Cybersecurity: Where do Republicans and Democrats stand on threats?
US defense officials warn of the increasing threat of cyberattacks on the nation’s power grid, natural gas pipelines, and other strategic infrastructure, but what do the two political parties and their candidates know about these threats – and what will they do to thwart them?
The US could be hit with a "cyber Pearl Harbor," Defense Secretary Leon Panetta acknowledged in a June Senate hearing. Gen. Keith Alexander, who heads the Pentagon's new US Cyber Command, warned at a security conference in July that on a 1-to-10 scale, American readiness for a major cyberattack is “around a 3.”
Both political parties do recognize, at least, that such threats are quickly becoming a major new US national security problem for the 21st century – as warnings buried deep in their respective political platforms acknowledge.
The Democratic platform, on page 60, spends not quite 200 words on cybersecurity, with the GOP giving the topic twice as much space on pages 41-42. The Democratic script cites "unprecedented steps" taken by the Obama administration to defend America from cyberattacks, including creating the military's new Cyber Command.
By contrast, the Republican document chides the White House for an overreliance on "defensive capabilities" and talks of a crying need for government and business to do a better job of sharing threat information.
Raking over the platforms' statements for shreds of meaning, cyberexperts were alternatively impressed – and depressed.
Some of these experts were, for instance, reassured by the Republican Party's focus on developing US "offensive [cyberweapon] capabilities."
"For far too long, we have sat in the background hoping that our defenses hold up, while adversaries from China and the Eastern bloc steal American IP, and conduct cyber raids against our critical infrastructure," says Jonathan Pollet, founder of Red Tiger Security, a company that specializes in securing computerized control systems that open and close vital valves and switches in industrial settings.
"We are becoming weaker as a nation because of other nation state's aggressive stance on cyber security," he writes in an e-mail. "America must fight back to win, and the GOP statements show me that they actually understand current cyber issues."
Other experts, however, said Republican calls for more cyberoffense were hollow.
"The Obama administration, from the beginning, has implemented aggressive cyberwarfare deployments against Iran," writes John Michener, chief scientist at Casaba, a cybersecurity firm that works with Microsoft and others, in an e-mail interview. “The Democratic platform does not talk about this – and properly so. Cyberwarfare is typically very covert. Overt cyberwarfare is more likely to be responded to by more overt measures."
The Republican platform also says "we acknowledge that the most effective way of combating potential cybersecurity threats is sharing cyberthreat information between the government and industry, as well as protecting the free flow of information within the private sector." Several cybersecurity experts, however, say such calls have limits without mandates that require the capability to use the information.
"The information sharing that the Republican platform focuses on is a very minor issue," says Dale Peterson, CEO of Digital Bond, a control systems security firm in Sunrise, Fla. "There are plenty of vehicles in place for information sharing today, but organizations don't see any benefit in sharing.”

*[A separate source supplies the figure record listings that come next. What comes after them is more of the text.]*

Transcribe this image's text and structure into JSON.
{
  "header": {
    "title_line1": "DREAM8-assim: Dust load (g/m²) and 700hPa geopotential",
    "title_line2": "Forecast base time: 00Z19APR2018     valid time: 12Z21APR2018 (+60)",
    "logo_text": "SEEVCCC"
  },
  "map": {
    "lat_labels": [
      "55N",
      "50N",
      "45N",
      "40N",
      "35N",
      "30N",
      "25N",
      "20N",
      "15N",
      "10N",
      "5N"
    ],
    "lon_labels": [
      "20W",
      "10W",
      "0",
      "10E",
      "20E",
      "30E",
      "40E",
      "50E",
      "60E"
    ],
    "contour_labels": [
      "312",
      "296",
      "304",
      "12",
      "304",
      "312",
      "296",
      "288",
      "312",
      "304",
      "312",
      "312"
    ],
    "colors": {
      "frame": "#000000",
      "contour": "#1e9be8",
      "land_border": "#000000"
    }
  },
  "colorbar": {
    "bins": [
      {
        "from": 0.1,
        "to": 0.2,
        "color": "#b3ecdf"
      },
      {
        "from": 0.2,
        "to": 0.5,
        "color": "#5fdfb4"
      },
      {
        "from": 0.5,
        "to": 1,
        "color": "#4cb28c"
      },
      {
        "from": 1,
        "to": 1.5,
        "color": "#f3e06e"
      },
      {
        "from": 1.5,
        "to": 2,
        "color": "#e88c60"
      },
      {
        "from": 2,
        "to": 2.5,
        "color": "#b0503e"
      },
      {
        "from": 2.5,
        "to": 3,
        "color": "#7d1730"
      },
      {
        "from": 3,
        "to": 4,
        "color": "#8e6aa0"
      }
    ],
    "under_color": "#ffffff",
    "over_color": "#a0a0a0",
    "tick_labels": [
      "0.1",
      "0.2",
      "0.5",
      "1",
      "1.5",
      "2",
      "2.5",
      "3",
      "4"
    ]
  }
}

Robert Huber, co-founder of Critical Intelligence, an Idaho Falls-based expert in industrial control systems, says "information sharing between government and private entities appears beneficial on the surface; however, many private entities’ cybersecurity programs are not mature enough to ingest the information.... If your organization does not have the appropriate collection and logging systems in place, what are you going to do with this information?"
More telling, some said, was the Republican platform’s warning that a "costly and heavy-handed regulatory approach by the current Administration will increase the size and cost of the federal bureaucracy and harm innovation in cybersecurity."
That language is a direct echo of Congress's unwillingness to pass even weak, voluntary measures to strengthen cybersecurity for critical infrastructure. The House earlier this year passed an information-sharing-only bill. In the Senate, Republicans backed by the US Chamber of Commerce last month even blocked a bill that contained only watered-down voluntary standards for private infrastructure owners to meet.
"The Republicans basically replayed the Bush 2002 [anti-regulatory, voluntary] strategy, which was a complete flop," James Lewis, a cyberexpert with the Center for Strategic and International Studies, a Washington think tank, writes in an e-mail.
"There are some really smart people in the Romney campaign, so this is probably not the real policy, just a placeholder for the election, but designed to check the ideological boxes using a combination of advertising slogans and wishful thinking," Mr. Lewis adds. "I don't know if that means they couldn't agree internally and had to settle on the lowest common denominator or if they really believe that stuff about voluntary actions – some of them do, so I expect it was a mix of both motives."
But Democrats didn't fair much better as far as what they are asking for from industry, the experts said. The Democrat platform is basically "a mirror of the Senate bill that failed," writes Digital Bond's Mr. Peterson.
"In reality, the Department of Homeland Security has all the authority they need to make a difference," he writes. "The government has just refused to put out honest, detailed information about the problem and putting companies on record that they know about it and should fix it. This combined with the Securities and Exchange Commission disclosure requirements would put heat on C-level executives to fix the problem. No legislation is required for this."